The perfect island for those who want to escape while on a budget, this is the place to be. For as low as RM15 (approximately USD3.80) per night, you can book a tent here and camp on the shore.

The tents provided are strong and sturdy, and the site has a variety of beach activities. The people are helpful and friendly too, plus there’s even a cooking site where you can try these awesome stress-free cooking hacks and enjoy your meals.

What you do need to bring is a soft pillow and some bug spray since the beach is full of mosquitoes, especially come nightfall. Remember, only basic hygiene and toilet facilities are available, so this place is not one for luxury-lovers.

ANT beach camp, Batu Rakit

(Photo Credit: Facebook / ANT Beach Camp)

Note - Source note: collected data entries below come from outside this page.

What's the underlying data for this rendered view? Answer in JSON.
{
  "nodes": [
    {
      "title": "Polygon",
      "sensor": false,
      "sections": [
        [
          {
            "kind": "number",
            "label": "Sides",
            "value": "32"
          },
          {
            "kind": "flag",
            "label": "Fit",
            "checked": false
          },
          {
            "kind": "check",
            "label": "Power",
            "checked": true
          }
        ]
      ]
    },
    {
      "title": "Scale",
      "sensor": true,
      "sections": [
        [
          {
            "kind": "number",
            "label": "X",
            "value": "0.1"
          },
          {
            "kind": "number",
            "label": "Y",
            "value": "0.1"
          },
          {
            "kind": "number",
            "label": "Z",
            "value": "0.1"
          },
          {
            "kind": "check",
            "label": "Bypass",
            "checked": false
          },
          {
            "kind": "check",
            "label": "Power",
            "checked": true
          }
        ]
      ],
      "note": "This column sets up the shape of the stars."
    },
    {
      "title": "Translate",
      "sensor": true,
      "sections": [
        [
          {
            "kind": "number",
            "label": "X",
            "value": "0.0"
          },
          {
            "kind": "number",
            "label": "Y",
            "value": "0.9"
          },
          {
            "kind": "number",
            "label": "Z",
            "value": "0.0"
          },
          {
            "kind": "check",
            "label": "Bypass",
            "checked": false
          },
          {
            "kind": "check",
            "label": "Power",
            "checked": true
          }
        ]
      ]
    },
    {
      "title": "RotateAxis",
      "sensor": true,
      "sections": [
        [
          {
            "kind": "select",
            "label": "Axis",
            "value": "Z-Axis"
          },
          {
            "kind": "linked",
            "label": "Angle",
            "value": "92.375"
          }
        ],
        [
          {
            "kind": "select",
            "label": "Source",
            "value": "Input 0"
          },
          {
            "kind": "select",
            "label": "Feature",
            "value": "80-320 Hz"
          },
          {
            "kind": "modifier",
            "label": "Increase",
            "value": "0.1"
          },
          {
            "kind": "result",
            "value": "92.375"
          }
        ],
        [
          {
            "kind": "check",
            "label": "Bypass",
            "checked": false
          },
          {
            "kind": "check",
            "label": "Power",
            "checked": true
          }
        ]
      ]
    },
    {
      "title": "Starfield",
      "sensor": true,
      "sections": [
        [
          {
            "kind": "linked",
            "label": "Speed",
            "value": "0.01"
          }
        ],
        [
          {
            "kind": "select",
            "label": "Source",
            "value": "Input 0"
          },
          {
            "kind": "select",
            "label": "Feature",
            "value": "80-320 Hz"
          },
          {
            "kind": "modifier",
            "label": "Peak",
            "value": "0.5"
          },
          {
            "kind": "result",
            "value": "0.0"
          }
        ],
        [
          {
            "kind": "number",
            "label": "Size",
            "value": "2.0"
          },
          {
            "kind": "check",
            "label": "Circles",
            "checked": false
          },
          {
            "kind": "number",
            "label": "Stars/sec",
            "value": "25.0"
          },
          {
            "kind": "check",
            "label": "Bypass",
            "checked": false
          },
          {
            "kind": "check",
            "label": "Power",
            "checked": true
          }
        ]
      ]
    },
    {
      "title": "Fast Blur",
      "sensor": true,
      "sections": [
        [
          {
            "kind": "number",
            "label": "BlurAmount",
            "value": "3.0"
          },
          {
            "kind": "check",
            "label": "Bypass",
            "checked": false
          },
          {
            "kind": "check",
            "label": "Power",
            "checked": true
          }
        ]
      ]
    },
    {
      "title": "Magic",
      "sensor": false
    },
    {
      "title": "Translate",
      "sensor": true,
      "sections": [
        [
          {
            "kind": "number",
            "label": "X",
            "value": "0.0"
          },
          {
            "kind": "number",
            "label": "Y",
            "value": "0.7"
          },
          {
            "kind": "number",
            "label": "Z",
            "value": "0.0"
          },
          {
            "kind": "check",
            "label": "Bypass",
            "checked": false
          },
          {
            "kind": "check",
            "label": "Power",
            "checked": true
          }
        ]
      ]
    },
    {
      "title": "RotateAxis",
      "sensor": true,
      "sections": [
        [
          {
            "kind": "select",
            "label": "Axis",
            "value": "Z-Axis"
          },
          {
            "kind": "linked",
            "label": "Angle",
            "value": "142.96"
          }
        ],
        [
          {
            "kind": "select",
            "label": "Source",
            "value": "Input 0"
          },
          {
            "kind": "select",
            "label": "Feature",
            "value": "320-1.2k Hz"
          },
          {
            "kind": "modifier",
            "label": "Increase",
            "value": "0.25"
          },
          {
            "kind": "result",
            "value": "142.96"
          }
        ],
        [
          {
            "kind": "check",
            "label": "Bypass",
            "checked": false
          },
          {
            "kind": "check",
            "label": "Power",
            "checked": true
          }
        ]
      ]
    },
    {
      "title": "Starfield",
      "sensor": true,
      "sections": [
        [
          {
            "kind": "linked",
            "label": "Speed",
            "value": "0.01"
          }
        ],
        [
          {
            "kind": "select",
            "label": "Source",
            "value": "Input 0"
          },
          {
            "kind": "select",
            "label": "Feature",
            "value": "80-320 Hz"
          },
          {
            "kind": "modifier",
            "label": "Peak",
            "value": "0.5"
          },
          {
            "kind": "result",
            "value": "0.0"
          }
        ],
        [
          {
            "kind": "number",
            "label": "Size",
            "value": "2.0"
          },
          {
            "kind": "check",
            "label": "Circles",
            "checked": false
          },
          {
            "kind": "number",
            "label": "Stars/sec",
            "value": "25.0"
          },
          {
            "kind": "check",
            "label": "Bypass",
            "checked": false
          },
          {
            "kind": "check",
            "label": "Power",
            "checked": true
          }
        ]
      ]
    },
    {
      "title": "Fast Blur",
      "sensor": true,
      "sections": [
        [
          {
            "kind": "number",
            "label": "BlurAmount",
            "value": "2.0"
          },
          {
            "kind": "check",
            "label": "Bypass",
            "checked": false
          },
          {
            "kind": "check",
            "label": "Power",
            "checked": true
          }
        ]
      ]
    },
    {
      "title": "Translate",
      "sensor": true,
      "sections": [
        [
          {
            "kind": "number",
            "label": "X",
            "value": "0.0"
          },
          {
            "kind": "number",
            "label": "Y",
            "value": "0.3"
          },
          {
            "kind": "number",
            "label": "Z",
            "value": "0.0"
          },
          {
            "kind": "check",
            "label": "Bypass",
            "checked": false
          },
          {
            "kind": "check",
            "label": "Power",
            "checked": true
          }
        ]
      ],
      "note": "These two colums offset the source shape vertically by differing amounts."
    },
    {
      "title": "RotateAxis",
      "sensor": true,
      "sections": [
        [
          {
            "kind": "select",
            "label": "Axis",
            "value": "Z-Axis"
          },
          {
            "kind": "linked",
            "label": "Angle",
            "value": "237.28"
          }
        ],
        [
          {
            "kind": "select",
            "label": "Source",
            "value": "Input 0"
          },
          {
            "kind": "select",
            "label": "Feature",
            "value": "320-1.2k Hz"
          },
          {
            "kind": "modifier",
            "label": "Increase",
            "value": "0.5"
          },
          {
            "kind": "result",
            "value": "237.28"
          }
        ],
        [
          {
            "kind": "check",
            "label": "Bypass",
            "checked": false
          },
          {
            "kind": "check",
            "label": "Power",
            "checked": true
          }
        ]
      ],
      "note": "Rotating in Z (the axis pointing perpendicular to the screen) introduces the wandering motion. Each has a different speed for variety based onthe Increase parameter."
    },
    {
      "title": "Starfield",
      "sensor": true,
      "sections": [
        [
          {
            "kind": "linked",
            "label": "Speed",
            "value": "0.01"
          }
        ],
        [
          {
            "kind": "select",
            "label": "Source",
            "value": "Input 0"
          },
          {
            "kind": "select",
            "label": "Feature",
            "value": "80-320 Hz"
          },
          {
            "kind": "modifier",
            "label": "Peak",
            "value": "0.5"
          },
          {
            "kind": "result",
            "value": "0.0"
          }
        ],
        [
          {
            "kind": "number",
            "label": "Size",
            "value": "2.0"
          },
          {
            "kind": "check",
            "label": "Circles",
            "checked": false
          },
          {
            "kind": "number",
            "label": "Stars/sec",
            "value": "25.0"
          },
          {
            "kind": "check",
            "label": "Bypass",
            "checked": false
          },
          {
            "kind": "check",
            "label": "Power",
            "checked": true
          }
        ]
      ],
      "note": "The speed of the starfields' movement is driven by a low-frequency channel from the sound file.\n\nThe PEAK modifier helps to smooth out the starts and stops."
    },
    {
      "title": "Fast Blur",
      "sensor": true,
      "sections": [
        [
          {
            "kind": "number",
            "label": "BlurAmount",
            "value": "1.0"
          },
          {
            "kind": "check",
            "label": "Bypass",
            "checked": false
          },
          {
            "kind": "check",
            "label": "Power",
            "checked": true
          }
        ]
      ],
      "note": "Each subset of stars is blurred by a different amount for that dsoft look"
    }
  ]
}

ANT beach camp is a campsite that’s a mere two-minute walk to a gorgeous beach. There are fairly good amenities available here, such as clean fresh water, outdoor taps, and showers. You’ll also find designated fire pits for campers to roast their marshmallows and build a bonfire. In all, it’s both rustic and gorgeous, with a clean beach and crystal clear blue waters to boot.

Mamutik Island, Sabah

(Photo Credit: Flickr / Oscillatory Pat)

The white sands and crystalline waters at Mamutik Island make it a fantastic spot for camping. Access this stunning respite from the Kota Kinabalu jetty, where you can hop on a boat to the island in 10 minutes.

Mamutik is the ultimate spot for relaxation as you can while away the hours by beach-hopping and hunting for coral-covered beaches. There are activities too, of course. Snorkeling is available for those who want to see abundant underwater life in a natural state.